Recently, Mr. Engelman measured the width of the joint in more than 400 species of mammals, including mice and African elephants. He discovered that the occipital condyle width was an accurate predictor of their dimensions. Because the width of these joints was similar across mammals of a particular size, he could compare the size of the prehistoric rodents’ joints with those of other large mammals without having to extrapolate.
This left Mr. Engelman with drastically decreased sizes: Phoberomys maxed out under 450 pounds, and Josephoartigasia weighed around 1,000 pounds — much closer to the size of a pony than a bison. “If I made every reasonable assumption I could to make the masses higher, I still couldn’t make them as big as people were saying,” Mr. Engelman said. “Even unreasonable assumptions couldn’t get them that big.”

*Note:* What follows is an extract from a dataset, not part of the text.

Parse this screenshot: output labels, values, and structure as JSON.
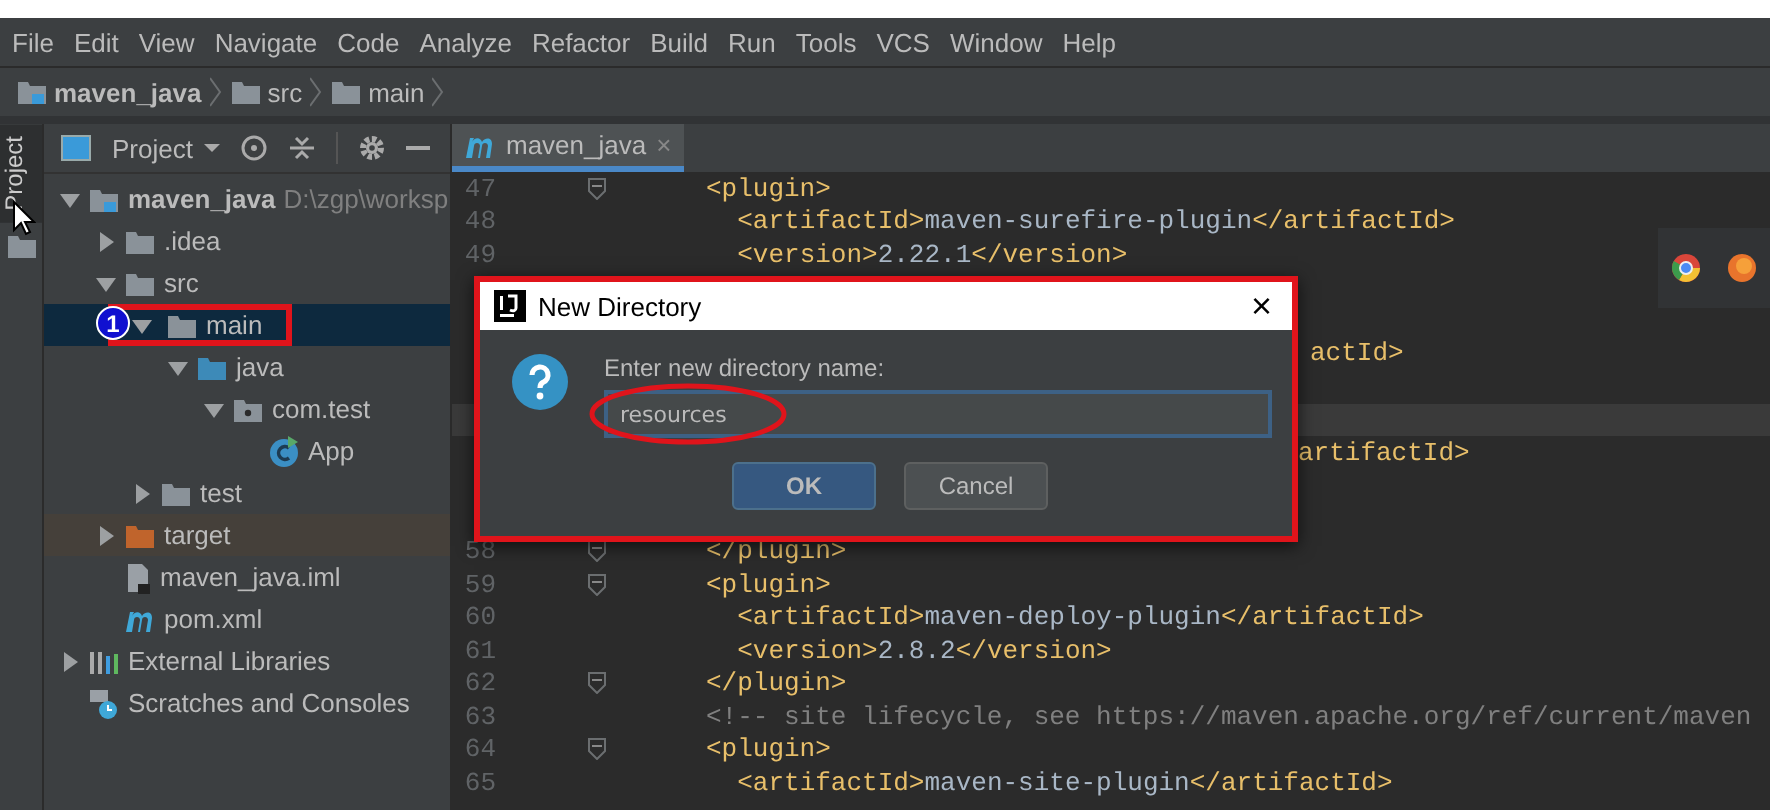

Mr. Engelman also believes that this decrease in brawn may boost these rodents’ brains, which are measly for their perceived size. “They have small brains, but they may not have these ridiculously tiny brains that people think they had,” he said.
Dr. Blanco believes these figures are more realistic than previous estimates of these rodents weighing a metric ton. But he believes more fossil evidence is required before it is certain how large the largest rodents grew. “Even with this excellent method, we’ll have significant uncertainties until we have more than a skull,” he said.
While the new findings are less eye-popping than earlier estimates, Dr. Millien said 1,000 pounds is “still a really big rat.”